Is the R5 capable of shooting "uncompressed" RAW at 20 FPS in electronic shutter. Or does it require compressed RAW to achieve 20 FPS?


----------



## Chris.Chapterten (Feb 5, 2021)

Raw files will be 12 bit when shooting at 20fps. You lose some ability to push shadows as hard and noise performance may be slightly worse. But most people say the results are more than acceptable.


----------



## Viggo (Feb 5, 2021)

To me, with shots that can almost only be captured at 20 fps I generally care much more about the peak moment than absolute raw flexibility. There is a difference when pushing the file, but that’s rarely needed or noticed.


----------



## Joules (Feb 5, 2021)

People confuse the terminology. 12 bit vs 13 or 14 is not really compressed! All Canon RAW formats are compressed, though usually lossless. That's what you want: lower file sizes while retaining all the information.

The lower bit depths aren't really compression. That's just not capturing as much information in the first place.
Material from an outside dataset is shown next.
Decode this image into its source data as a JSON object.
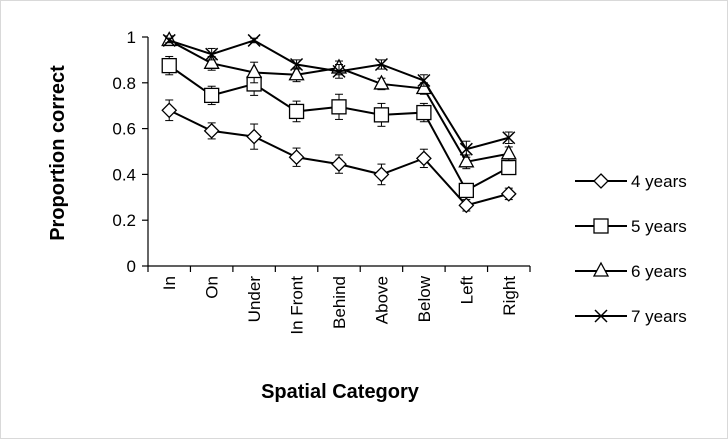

Note that this only costs you dynamic range, and once your ISO is at or above 400, you will see no difference between 12-bit (Electronic shutter), 13-bit (12 FPS) and 14-bit (8 FPS or below).

See photons to photos for reference

With the lossy compressed RAW (CRAW) you are giving up something else. But nobody I am aware of was able to visually identify, what that is. But CRAW alone does not have to do anything with the 20 FPS mode.


----------